Hlengwa wants to see young South Africans playing an active role in the life of their country and holding their rulers accountable for their actions. Combating violence against women is a priority. There were 64,000 reported cases of rape in South Africa in 2012. The real figure, human rights organizations say, is probably far higher.
Invest in recreation and sport
Fighting unemployment and improving education are also important for the young deputy. If youth unemployment remains stubbornly high – it currently stands at 50 percent, double the national average – then Hlengwa is convinced South Africa will find itself on difficult terrain, like one of its neighbors.
"Zimabwe is a case in point where human rights are down-trodden and the country has collapsed," he said . "South Africa is headed in that direction as long as it does not take the problems and the expressions of young people seriously."
Hlengwa believes the state should not only be investing in education and health, but also in recreation and sport. "Young people can only contribute to the South African economy, if the conditions are right," he said
Sick of corruption
Yusuf Kiranda from Uganda shares such views. The 31-year-old works in Kampala for the Konrad Adenauer Foundation, a German organization which seeks to promote democracy and civil society. Kiranda is supporting a group of young Ugandan managers who are trying to develop alternative solutions to the country's present political problems. Youth unemployment is also the biggest issue in Uganda, Kiranda told DW. The future looks bleak for young people and the government is doing nothing to rectify this.
"The youth continue to be disgusted by the pervasive corruption in the public sector. Funds that are initially allocated for programs – among them those which are suppose to empower the youth - are squandered and misappropriated," Kiranda said.
He added that no action is taken by the government to ensure that those responsible for stealing public funds are reprimanded or face the consequences.
"So the frustration is no job, conditions are bad now, but there is nothing that is being done that could make conditions better" is how Kiranda describes the predicament of young people in Uganda.
Not around during liberation
Kiranda and other young people like him are fed up with hearing their rulers blame the colonial era for the inadequacies of the education system. That is so far back in the past that it is no longer a valid excuse for the absence of reform, they say. The education system should be overhauled so it can offer young people proper training for the world of work, Kiranda believes.
Africa has a young population. Two thirds of Africans south of the Sahara are under 25, yet the needs of young people are not given priority. In Uganda, there are youth quotas for representation in the local and national assemblies, but their impact on political life appears minimal.
"Even when the young people try to speak out they are not being listened to and they are always reminded of the fact that they were not there when the liberation movement was taking place," he said.
Kiranda complains that older politicians don't understand that young people don't simply want to talk about the future, they want to help shape the present, here and now.
John Kufuor qualifies as an "older politician." The 74-year-old former Ghanaian president insists young people are gaining influence in political life in his country.
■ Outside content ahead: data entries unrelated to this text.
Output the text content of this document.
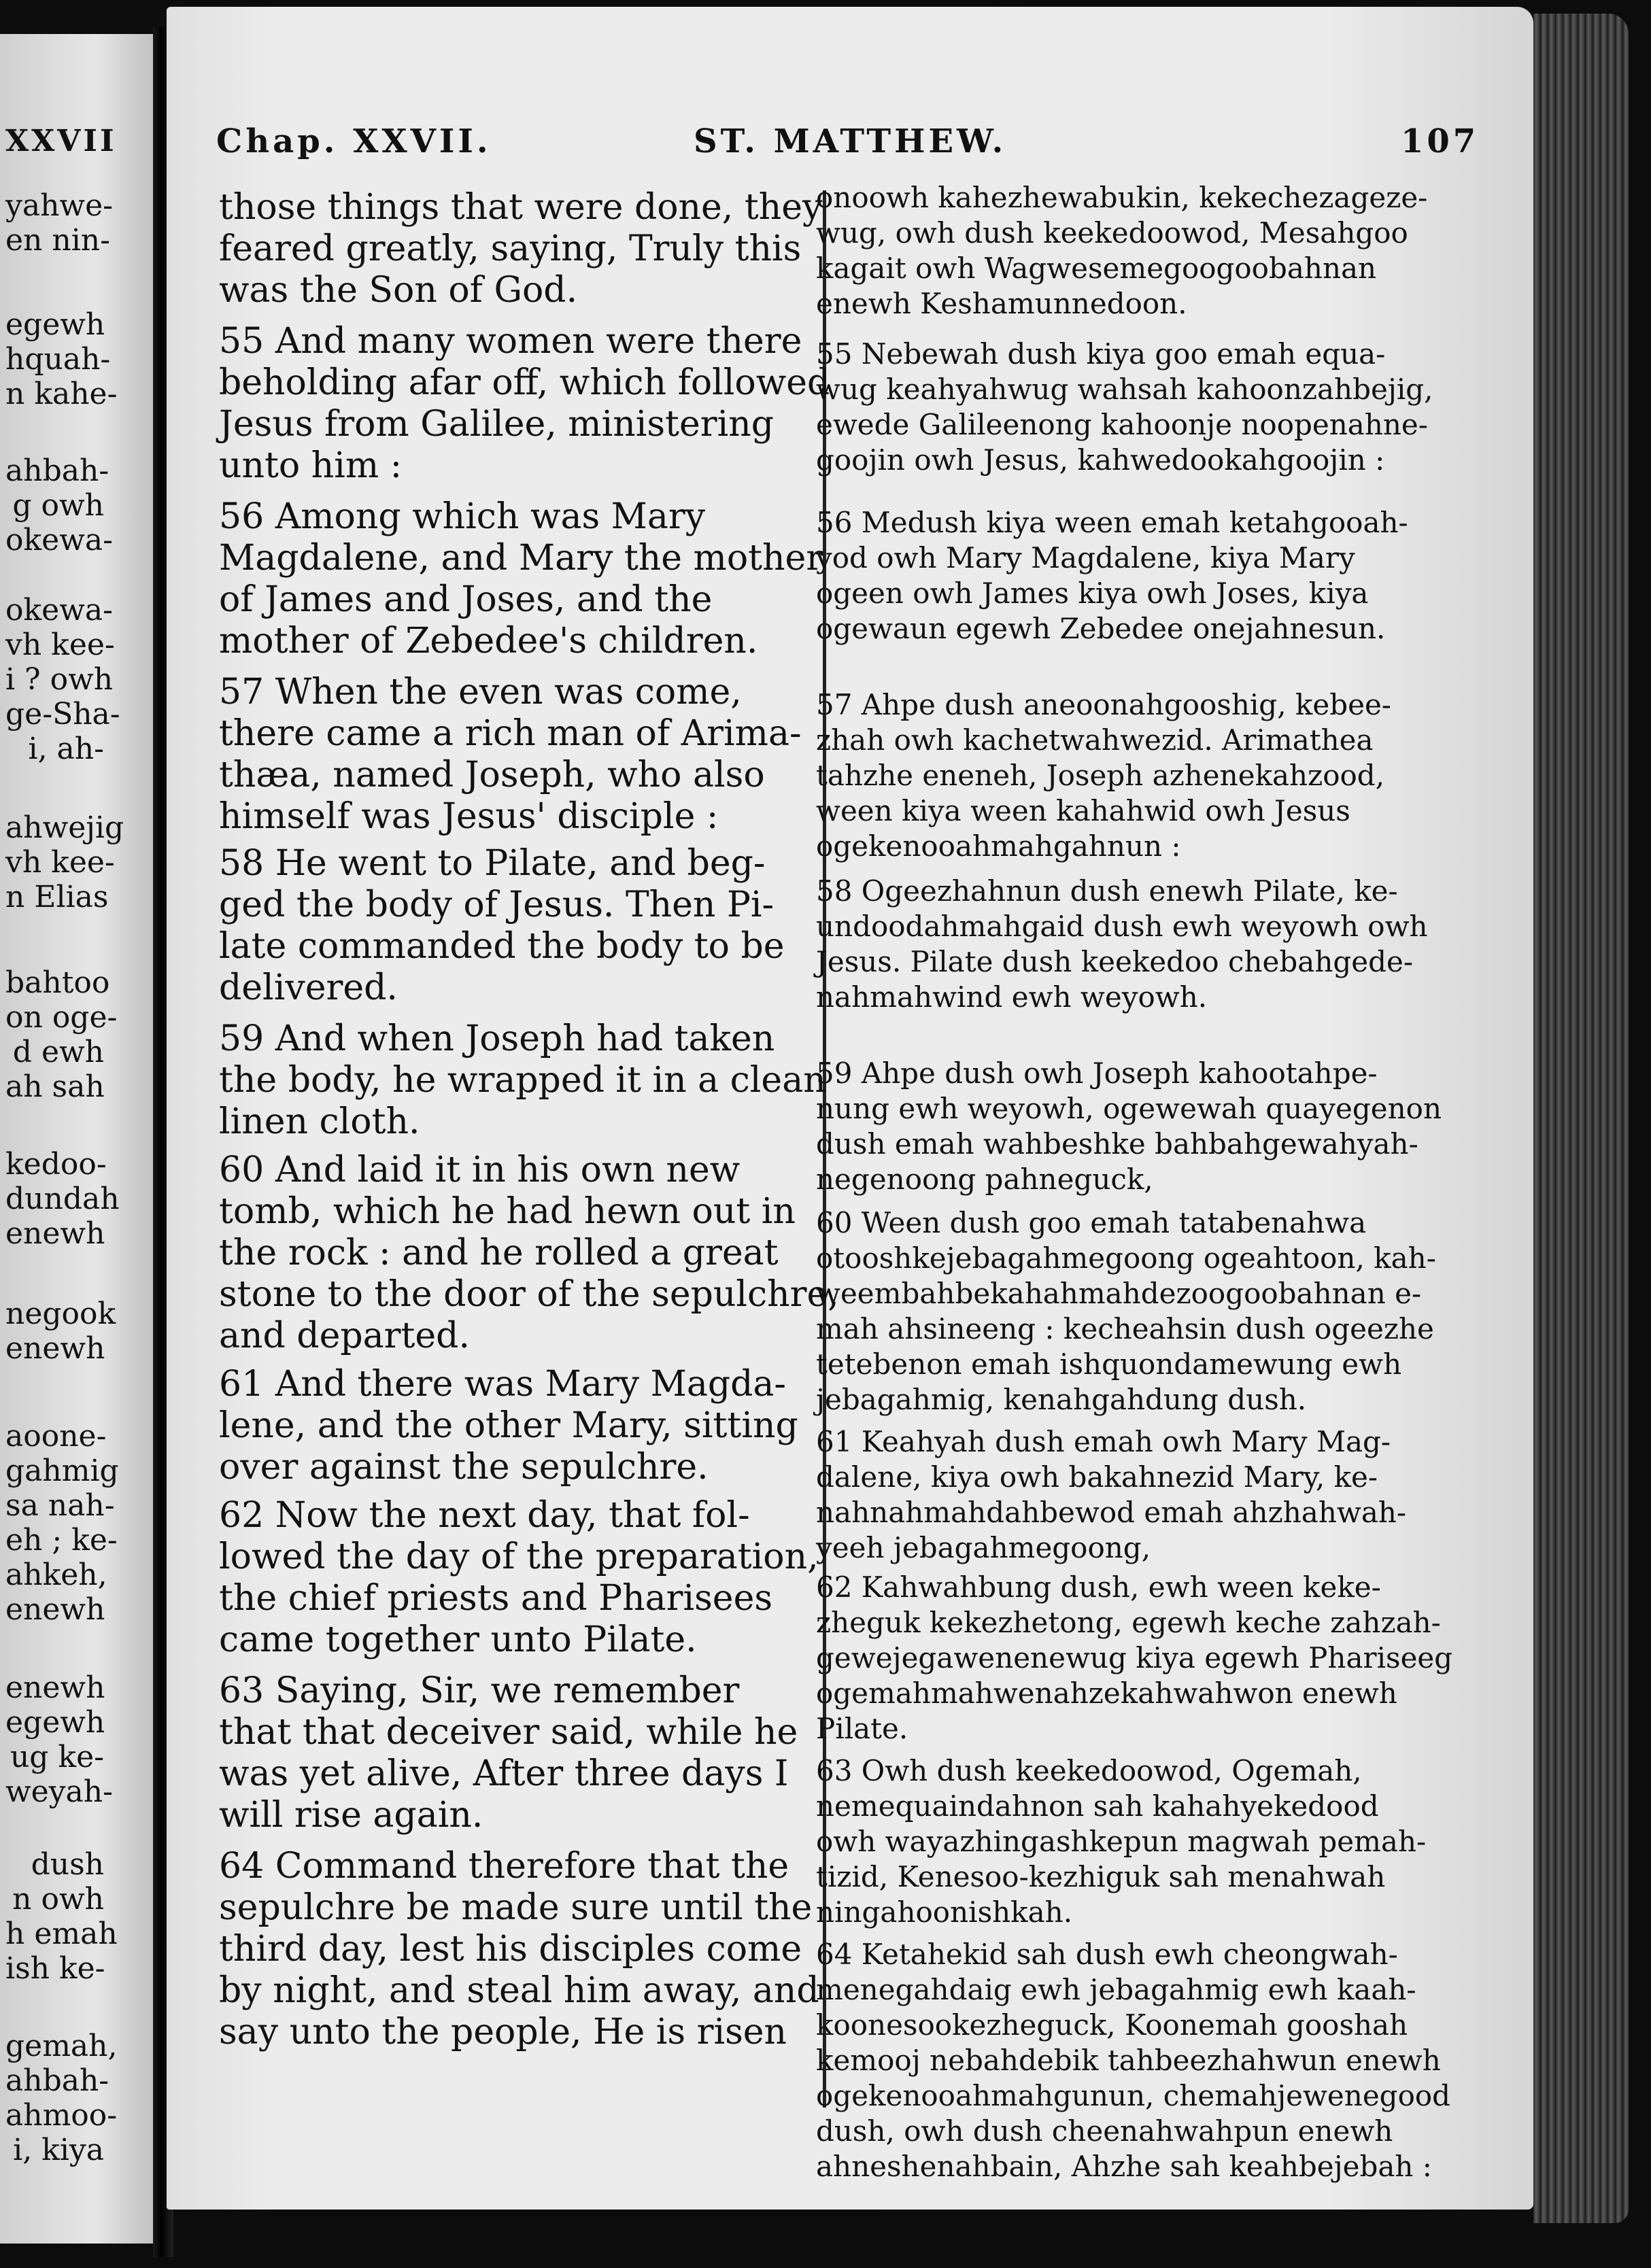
XXVII
yahwe-
en nin-
egewh
hquah-
n kahe-
ahbah-
g owh
okewa-
okewa-
vh kee-
i ? owh
ge-Sha-
i, ah-
ahwejig
vh kee-
n Elias
bahtoo
on oge-
d ewh
ah sah
kedoo-
dundah
enewh
negook
enewh
aoone-
gahmig
sa nah-
eh ; ke-
ahkeh,
enewh
enewh
egewh
ug ke-
weyah-
dush
n owh
h emah
ish ke-
gemah,
ahbah-
ahmoo-
i, kiya
Chap. XXVII.	ST. MATTHEW.	107
those things that were done, they
feared greatly, saying, Truly this
was the Son of God.
55 And many women were there
beholding afar off, which followed
Jesus from Galilee, ministering
unto him :
56 Among which was Mary
Magdalene, and Mary the mother
of James and Joses, and the
mother of Zebedee's children.
57 When the even was come,
there came a rich man of Arima-
thæa, named Joseph, who also
himself was Jesus' disciple :
58 He went to Pilate, and beg-
ged the body of Jesus. Then Pi-
late commanded the body to be
delivered.
59 And when Joseph had taken
the body, he wrapped it in a clean
linen cloth.
60 And laid it in his own new
tomb, which he had hewn out in
the rock : and he rolled a great
stone to the door of the sepulchre,
and departed.
61 And there was Mary Magda-
lene, and the other Mary, sitting
over against the sepulchre.
62 Now the next day, that fol-
lowed the day of the preparation,
the chief priests and Pharisees
came together unto Pilate.
63 Saying, Sir, we remember
that that deceiver said, while he
was yet alive, After three days I
will rise again.
64 Command therefore that the
sepulchre be made sure until the
third day, lest his disciples come
by night, and steal him away, and
say unto the people, He is risen
onoowh kahezhewabukin, kekechezageze-
wug, owh dush keekedoowod, Mesahgoo
kagait owh Wagwesemegoogoobahnan
enewh Keshamunnedoon.
55 Nebewah dush kiya goo emah equa-
wug keahyahwug wahsah kahoonzahbejig,
ewede Galileenong kahoonje noopenahne-
goojin owh Jesus, kahwedookahgoojin :
56 Medush kiya ween emah ketahgooah-
yod owh Mary Magdalene, kiya Mary
ogeen owh James kiya owh Joses, kiya
ogewaun egewh Zebedee onejahnesun.
57 Ahpe dush aneoonahgooshig, kebee-
zhah owh kachetwahwezid. Arimathea
tahzhe eneneh, Joseph azhenekahzood,
ween kiya ween kahahwid owh Jesus
ogekenooahmahgahnun :
58 Ogeezhahnun dush enewh Pilate, ke-
undoodahmahgaid dush ewh weyowh owh
Jesus. Pilate dush keekedoo chebahgede-
nahmahwind ewh weyowh.
59 Ahpe dush owh Joseph kahootahpe-
nung ewh weyowh, ogewewah quayegenon
dush emah wahbeshke bahbahgewahyah-
negenoong pahneguck,
60 Ween dush goo emah tatabenahwa
otooshkejebagahmegoong ogeahtoon, kah-
weembahbekahahmahdezoogoobahnan e-
mah ahsineeng : kecheahsin dush ogeezhe
tetebenon emah ishquondamewung ewh
jebagahmig, kenahgahdung dush.
61 Keahyah dush emah owh Mary Mag-
dalene, kiya owh bakahnezid Mary, ke-
nahnahmahdahbewod emah ahzhahwah-
yeeh jebagahmegoong,
62 Kahwahbung dush, ewh ween keke-
zheguk kekezhetong, egewh keche zahzah-
gewejegawenenewug kiya egewh Phariseeg
ogemahmahwenahzekahwahwon enewh
Pilate.
63 Owh dush keekedoowod, Ogemah,
nemequaindahnon sah kahahyekedood
owh wayazhingashkepun magwah pemah-
tizid, Kenesoo-kezhiguk sah menahwah
ningahoonishkah.
64 Ketahekid sah dush ewh cheongwah-
menegahdaig ewh jebagahmig ewh kaah-
koonesookezheguck, Koonemah gooshah
kemooj nebahdebik tahbeezhahwun enewh
ogekenooahmahgunun, chemahjewenegood
dush, owh dush cheenahwahpun enewh
ahneshenahbain, Ahzhe sah keahbejebah :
Age is no longer the barrier it once was.
"If you come to the parliament of Ghana now you will find a parliament of 275 members," he told DW. "I believe that over 50 percent must be under the age of 40, 45. Many young people now are given ascendancy. Africa is changing very fast, it is opening up," he said.
Kufuor believes young Africans like Mkhuleko Hlengwa or Yusuf Kiranda will drive that change. They will not easily be silenced. According to Hlengwa, the older generation must do their jobs better in future, or "they will have to take their leave."